Infinitely Losing My Edge
Yeah, I'm losing my edge.
I'm losing my edge.
The kids are coming up from behind.
I'm losing my edge.
I'm losing my edge to the kids from St Lucia and from Columbus.
But I was there.
I was there in 1983.
I was there at the first Lewis show in Vancouver.
I'm losing my edge.
I'm losing my edge to the kids whose footsteps I hear when they get on the decks.
I'm losing my edge to the internet seekers who can tell me every member of every good group from 1960 to 1972.
I'm losing my edge.
To all the kids in Glasgow and Tokyo.
I'm losing my edge to the art-school Edmonton kids in little jackets and borrowed nostalgia for the unremembered nineties.
I'm losing my edge.
I'm losing my edge.
I can hear the footsteps every night on the decks.
But I was there.
I was there in 1970 at the first Onyeabor practice in a loft in Enugu.
I was working on the sitar sounds with much patience.
I was there when Holger Czukay started up his first band.
I told him, "Don't do it that way. You'll never make a dime."
I was there.
I was the first guy playing Soul II Soul to the punk kids.
I played it at the Troubador.
Everybody thought I was crazy.
We all know.
I was there.
I was there.
I've never been wrong.
But I'm losing my edge to better-looking people with better ideas and more talent.
And they're actually really, really nice.
I'm losing my edge.
I heard you have a compilation of every good song ever done by anybody.
Every great song by Bill Wells. All the underground hits.
All Barry Ungar tracks. I heard you have a vinyl of every Grandmaster Flash and the Furious Five record on German import.
I heard that you have a white label of every seminal rap hit - 1985, '86, '87.
I heard that you have a CD compilation of every good '80s cut and another box set from the '90s.
I hear you're buying a spring reverb and an oboe and are throwing your macbook out the window because you want to make something real. You want to make a Pussy Galore record.
I hear that you and your band have sold your arpeggiator and bought a chamberlin.
I hear that you and your band have sold your chamberlin and bought an arpeggiator.
I hear everybody that you know is more relevant than everybody that I know.

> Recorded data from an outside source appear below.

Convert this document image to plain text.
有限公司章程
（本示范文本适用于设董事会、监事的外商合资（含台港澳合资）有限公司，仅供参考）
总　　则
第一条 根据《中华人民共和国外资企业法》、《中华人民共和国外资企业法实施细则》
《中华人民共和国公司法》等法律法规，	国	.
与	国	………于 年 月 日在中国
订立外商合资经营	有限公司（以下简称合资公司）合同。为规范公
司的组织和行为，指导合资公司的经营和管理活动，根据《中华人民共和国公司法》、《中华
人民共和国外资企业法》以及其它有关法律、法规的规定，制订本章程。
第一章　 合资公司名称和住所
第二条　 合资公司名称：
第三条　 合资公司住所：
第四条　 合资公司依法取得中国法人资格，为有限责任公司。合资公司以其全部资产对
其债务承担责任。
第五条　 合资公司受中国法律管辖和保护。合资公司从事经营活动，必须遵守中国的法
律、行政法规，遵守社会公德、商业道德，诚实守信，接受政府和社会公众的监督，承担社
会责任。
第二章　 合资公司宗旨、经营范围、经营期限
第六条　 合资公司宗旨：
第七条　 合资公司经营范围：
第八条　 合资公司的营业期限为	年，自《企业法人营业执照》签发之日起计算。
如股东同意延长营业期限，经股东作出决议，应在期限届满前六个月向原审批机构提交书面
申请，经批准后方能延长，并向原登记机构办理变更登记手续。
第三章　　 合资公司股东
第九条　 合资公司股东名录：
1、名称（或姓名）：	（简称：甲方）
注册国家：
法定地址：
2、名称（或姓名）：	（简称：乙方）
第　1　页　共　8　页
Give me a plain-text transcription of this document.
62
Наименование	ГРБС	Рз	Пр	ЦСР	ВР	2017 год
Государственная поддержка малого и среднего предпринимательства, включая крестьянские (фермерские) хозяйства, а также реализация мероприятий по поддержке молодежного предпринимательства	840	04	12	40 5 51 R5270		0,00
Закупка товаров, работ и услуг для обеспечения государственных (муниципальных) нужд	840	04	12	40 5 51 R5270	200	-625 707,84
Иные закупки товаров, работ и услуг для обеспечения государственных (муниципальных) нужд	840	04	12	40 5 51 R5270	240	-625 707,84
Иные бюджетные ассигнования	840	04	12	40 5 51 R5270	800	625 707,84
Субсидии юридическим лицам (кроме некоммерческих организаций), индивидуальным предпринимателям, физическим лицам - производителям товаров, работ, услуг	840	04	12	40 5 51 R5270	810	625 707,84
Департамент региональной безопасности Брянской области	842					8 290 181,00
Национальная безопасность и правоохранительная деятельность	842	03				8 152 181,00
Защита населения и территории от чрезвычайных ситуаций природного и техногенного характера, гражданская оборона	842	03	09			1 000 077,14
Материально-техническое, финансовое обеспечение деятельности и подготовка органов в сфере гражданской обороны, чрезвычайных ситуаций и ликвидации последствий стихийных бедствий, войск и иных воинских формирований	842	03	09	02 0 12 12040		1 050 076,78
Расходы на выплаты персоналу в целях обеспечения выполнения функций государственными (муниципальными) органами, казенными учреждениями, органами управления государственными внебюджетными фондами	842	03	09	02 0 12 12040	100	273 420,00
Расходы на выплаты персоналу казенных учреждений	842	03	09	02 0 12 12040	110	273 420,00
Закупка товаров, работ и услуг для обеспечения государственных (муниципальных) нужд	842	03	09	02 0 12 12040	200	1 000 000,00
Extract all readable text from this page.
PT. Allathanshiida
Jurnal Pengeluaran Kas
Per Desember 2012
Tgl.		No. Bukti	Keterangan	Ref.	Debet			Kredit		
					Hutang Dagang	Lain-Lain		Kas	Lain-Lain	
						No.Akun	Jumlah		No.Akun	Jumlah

But have you seen my records?
Gerry Rafferty,
Davy DMX,
Pussy Galore,
John Lydon,
The Zeros,
Brass Construction,
The Dave Clark Five,
Whodini,
Masta Ace, Craig G, Kool G Rap, Big Daddy Kane,
Eddi Front,
The Invisible,
Camron Feat. Memphis Bleek And Beenie Seigel,
Easy Going,
David McCallum,
Clear Light,
Freddie Wadling,
Schoolly D,
Infiniti,
The Fall,
T. Rex,
Gregory Isaacs,
Mandrill,
Mars,
Gichy Dan,
Ultramagnetic MC's,
Chrome,
David Bowie,
The Smoke,
Rufus Thomas,
Jerry's Kids,
Kurtis Blow,
Sonny Sharrock,
Kauko Röyhkä ja Narttu,
Godley & Creme,
KRS-One,
The Modern Lovers,
The Searchers,
Lindisfarne,
Al Stewart,
Delon & Dalcan,
Harpers Bizarre,
Gil Scott-Heron and Jamie xx,
Sunsets and Hearts,
Brothers Johnson,
Toni Rubio,
Faraquet,
Average White Band,
Richard Hell and the Voidoids,
Stockholm Monsters,
Newcleus,
Selector Dub Narcotic,
Yusef Lateef,
The Cramps,
Echospace,
One Last Wish,
Can,
Hot Snakes,
The Gladiators,
Pantaleimon,
The Leaves,
Siouxsie and the Banshees,
Cabaret Voltaire,
Circle Jerks,
Bauhaus, Bauhaus, Bauhaus, Bauhaus.
You don't know what you really want.
You don't know what you really want.
You don't know what you really want.
You don't know what you really want.
You don't know what you really want.
You don't know what you really want.
You don't know what you really want.
You don't know what you really want.
You don't know what you really want.
You don't know what you really want.
You don't know what you really want.
You don't know what you really want.
You don't know what you really want.
You don't know what you really want.
You don't know what you really want.